2. OASPA member response: ”Scholarly publishers are working together to maximize the efficiency of peer review, ensuring that key work related to COVID-19 is reviewed and published as quickly and openly as possible.
The group of publishers and scholarly communications organizations — initially comprising eLife, Hindawi, PeerJ, PLOS, Royal Society, F1000 Research, FAIRsharing, Outbreak Science, and PREreview — is working on initiatives and standards to speed up the review process while ensuring rigor and reproducibility remain paramount. The group has issued an Open Letter of Intent, https://oaspa.org/covid-19-publishers-open-letter-of-intent-rapid-review/, and is launching an initiative to ensure a rapid, efficient, yet responsible review of COVID-19 content.” Here again is a real willingness to grasp an issue of researcher concern – how much useful input is trapped in a three month or more peer review cycle – and do something about it.

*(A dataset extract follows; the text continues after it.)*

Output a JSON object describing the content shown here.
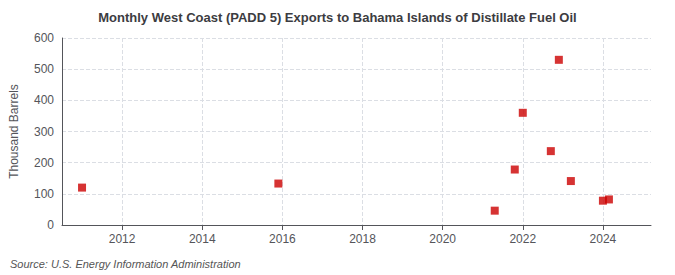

3. Digital Science https://www.digital-science.com/blog/news/readcube-launches-the-research-pass-program This new program brings some publishers together, but there are huge omissions, notably Elsevier. It is a researcher-orientated initiative and deserves praise for that. Of course it is using “free” as a hook to attract people to material that the system has already acquired, and of course it does not reduce the underlying silo effect: it just disguises it intelligently. But you can hear the controlling voices of the publishers in the background “you can apply for text and data mining “means” we can elect…” Temporary URLs encompassing these data can be exported to social media and third parties (great) but you cannot download or print from them (we are in control). As ever, Digital Science thinks researcher first, but is limited by its data providers.
The proponents of traditional subscription publishing seem to believe that the hard times that are coming will kill preprints and freeze Open Access. They seem to forget that it will decimate subscriptions as well. Future research will more often be reference and data based, which these players in my list have grasped. Concept searching will grow in importance. We all have to get closer to thinking how we improve researcher workflow and outputs. There can be no doubt that in recession we shall create cheaper, quicker and easier ways of evaluating and reporting research. And if today’s publishers do not accomplish this, a raft of new players will emerge to do the job.